Gene Wolfe first used the noun (probably derived from fuliginous, an adjective meaning sooty or dusky, dating to the 17th century) to describe a cloak in The Shadow of the Torturer (1980). It is the sigil color of the Torturers’ Guild:

The hue fuligin, which is darker than black, admirably erases all folds, bunchings and gatherings so far as the eye is concerned, showing only a featureless dark.

Among other uses, the word appears in Julia Ecklar’s “Terminus Est” (1986) and Stephen Donaldson’s The Last Dark (2013).

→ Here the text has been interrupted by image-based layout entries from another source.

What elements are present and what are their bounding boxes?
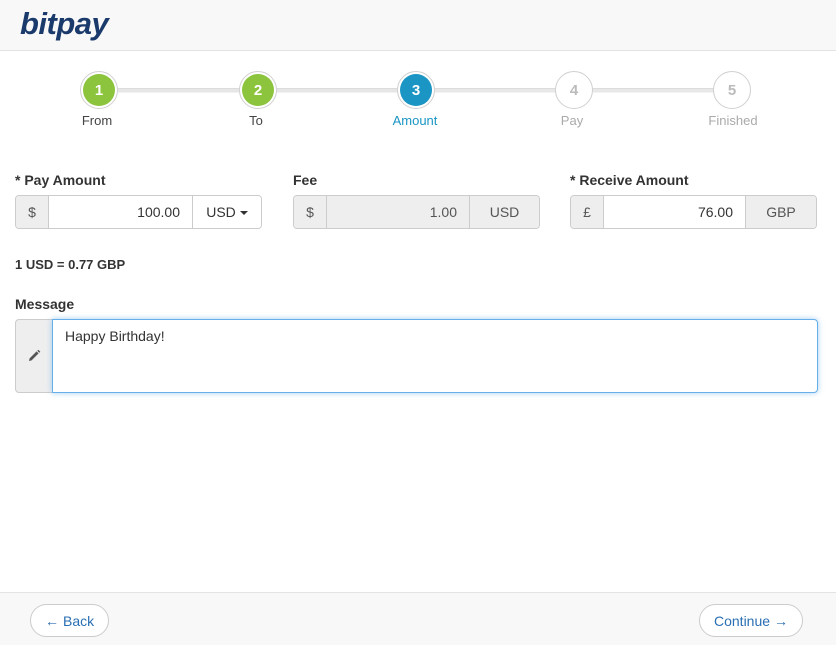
message-label: Message — [15, 296, 75, 312]
pay-amount-label: * Pay Amount — [15, 172, 106, 188]
pay-currency-label: USD — [206, 204, 236, 220]
step-5-number: 5 — [716, 74, 748, 106]
step-2-label: To — [249, 113, 263, 128]
step-1-circle[interactable]: 1 — [80, 71, 118, 109]
bitpay-logo[interactable]: bitpay — [20, 6, 109, 42]
pay-amount-group: $ 100.00 USD — [15, 195, 262, 229]
back-button-label: Back — [63, 612, 95, 629]
arrow-right-icon: → — [774, 612, 789, 629]
back-button[interactable]: ← Back — [30, 604, 110, 637]
progress-stepper: 1 From 2 To 3 Amount 4 Pay 5 Finished — [0, 70, 836, 140]
message-group: Happy Birthday! — [15, 319, 818, 393]
step-4-number: 4 — [558, 74, 590, 106]
fee-currency-symbol: $ — [294, 196, 327, 228]
receive-currency-label: GBP — [745, 196, 816, 228]
step-connector-1-2 — [118, 88, 240, 93]
step-5-label: Finished — [708, 113, 758, 128]
continue-button[interactable]: Continue → — [699, 604, 804, 637]
fee-input: 1.00 — [327, 196, 469, 228]
pay-amount-input[interactable]: 100.00 — [49, 196, 192, 228]
step-3-number: 3 — [400, 74, 432, 106]
step-4-circle: 4 — [555, 71, 593, 109]
step-connector-4-5 — [592, 88, 714, 93]
step-5-circle: 5 — [713, 71, 751, 109]
pay-amount-currency-symbol: $ — [16, 196, 49, 228]
receive-amount-label: * Receive Amount — [570, 172, 689, 188]
footer-bar: ← Back Continue → — [0, 592, 836, 645]
app-window: bitpay 1 From 2 To 3 Amount 4 Pay 5 Fini… — [0, 0, 836, 645]
step-1-label: From — [81, 113, 113, 128]
step-connector-3-4 — [434, 88, 556, 93]
step-1-number: 1 — [83, 74, 115, 106]
fee-currency-label: USD — [469, 196, 539, 228]
pencil-icon — [15, 319, 52, 393]
arrow-left-icon: ← — [45, 612, 59, 629]
caret-down-icon — [239, 211, 248, 215]
receive-amount-currency-symbol: £ — [571, 196, 604, 228]
step-3-label: Amount — [392, 113, 438, 128]
step-4-label: Pay — [560, 113, 584, 128]
header-bar: bitpay — [0, 0, 836, 51]
step-2-circle[interactable]: 2 — [239, 71, 277, 109]
fee-group: $ 1.00 USD — [293, 195, 540, 229]
receive-amount-group: £ 76.00 GBP — [570, 195, 817, 229]
step-connector-2-3 — [276, 88, 400, 93]
message-textarea[interactable]: Happy Birthday! — [52, 319, 818, 393]
continue-button-label: Continue — [714, 612, 771, 629]
step-3-circle: 3 — [397, 71, 435, 109]
fee-label: Fee — [293, 172, 318, 188]
exchange-rate-text: 1 USD = 0.77 GBP — [15, 257, 126, 272]
pay-currency-dropdown[interactable]: USD — [192, 196, 261, 228]
step-2-number: 2 — [242, 74, 274, 106]
receive-amount-input[interactable]: 76.00 — [604, 196, 745, 228]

However, the concept goes back at least to E. E. Smith’s Gray Lensman (1942):

Well, we have a black coating now that’s ninety-nine percent absorptive, and I don’t need ports or windows. At that, though, one percent reflection would be enough to give me away at a critical time.

The real world caught up to the science fiction in 2011, when NASA engineers developed a material that absorbed more than 99 percent of ultraviolet, visible, infrared and far-infrared light, and in 2014, the UK’s Surrey NanoSystems Ltd. released “Vantablack,” a substance made of nanotubes that absorb 99.96 percent of visible, infrared, and ultraviolet light.

While Surrey NanoSystems intended their coating for scientific, military and industrial purposes, they also sold exclusive rights to “Vantablack” for artistic uses to well-known British artist Sir Anish Kapoor (Chicago's “Cloud Gate” aka “The Bean,” London’s “ArcelorMittal Orbit,” ktp). This hoarding of a unique material riled up artists everywhere, and in particular UK artist Stuart Semple, who went on to create “Pinkest Pink,” as well as an inexpensive, more art friendly black acrylic paint indistinguishable from “Vantablack” to the human eye, which he banned Kapoor from purchasing.

In 2019, MIT scientists created an even blacker substance that can absorb 99.995 percent of visible light.